Published online May 6, 2020. doi: 10.12998/wjcc.v8.i9.1561
Peer-review started: December 20, 2019
First decision: January 12, 2020
Revised: March 7, 2020
Accepted: April 21, 2020
Article in press: April 21, 2020
Published online: May 6, 2020
Processing time: 131 Days and 16.6 Hours
Acute pancreatitis (AP) is a common gastrointestinal disease and the leading cause of hospital admission and healthcare burden among gastrointestinal disorders in many countries. Patients can present with varying degrees of inflammation and disease severity, ranging from self-limiting mild AP to devastating and fatal severe AP. Many factors contribute to malnutrition in AP, especially abnormal metabolism and catabolism related to inflammation. The concept of “pancreatic rest” is not evidence-based. There is however, emerging evidence that supports the use of oral or enteral nutrition to improve nutrition status and to reduce local and systemic inflammation, complications, and death. In mild disease, patients are generally able to initiate solid oral diet and do not require specialized nutrition care such as enteral or parenteral nutrition. In contrast, nutrition interventions are imperative in moderately severe and severe AP. The current article aims to review the latest evidence and suggest practical nutrition interventions in patients with AP, including nutrition requirements, routes of nutrition treatment, types of formula, and the role of nutritional supplements, such as glutamine, probiotics, omega-3 fatty acids, and antioxidants.

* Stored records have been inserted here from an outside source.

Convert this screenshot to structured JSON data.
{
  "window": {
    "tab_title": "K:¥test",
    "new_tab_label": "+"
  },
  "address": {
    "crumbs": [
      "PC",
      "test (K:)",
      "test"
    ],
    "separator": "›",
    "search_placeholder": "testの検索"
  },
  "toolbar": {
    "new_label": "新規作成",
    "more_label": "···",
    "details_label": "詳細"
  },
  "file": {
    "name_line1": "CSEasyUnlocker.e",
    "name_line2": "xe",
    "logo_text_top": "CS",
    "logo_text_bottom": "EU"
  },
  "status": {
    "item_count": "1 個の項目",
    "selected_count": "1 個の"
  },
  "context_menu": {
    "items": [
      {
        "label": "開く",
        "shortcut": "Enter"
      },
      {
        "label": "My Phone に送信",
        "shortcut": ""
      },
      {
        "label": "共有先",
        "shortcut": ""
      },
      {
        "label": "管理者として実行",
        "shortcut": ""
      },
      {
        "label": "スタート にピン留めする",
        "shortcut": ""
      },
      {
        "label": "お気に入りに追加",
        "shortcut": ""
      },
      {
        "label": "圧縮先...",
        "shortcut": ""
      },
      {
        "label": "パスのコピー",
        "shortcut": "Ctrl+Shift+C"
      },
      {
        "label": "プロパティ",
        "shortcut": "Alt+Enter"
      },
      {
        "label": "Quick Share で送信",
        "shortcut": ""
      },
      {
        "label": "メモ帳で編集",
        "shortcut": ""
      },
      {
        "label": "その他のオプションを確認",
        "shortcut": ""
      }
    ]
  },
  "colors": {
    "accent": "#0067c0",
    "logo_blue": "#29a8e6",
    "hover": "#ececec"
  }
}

Core tip: Nutrition intervention helps prevent malnutrition and is a key to reduce inflammation, complications, and death in acute pancreatitis. Current evidence supports the benefits of early enteral nutrition in severe pancreatitis. Gastric and jejunal feeding are equally effective, and polymeric formula is safe, compared to peptide-based formula. Parenteral nutrition should be considered in patients who cannot tolerate enteral nutrition. According to recent data, nutritional supplements, including glutamine, probiotics, omega-3 fatty acids, and antioxidants, may contribute to positive outcomes. While intravenous glutamine shows promising benefits in patients receiving total parenteral nutrition, further studies in other nutritional supplements are needed.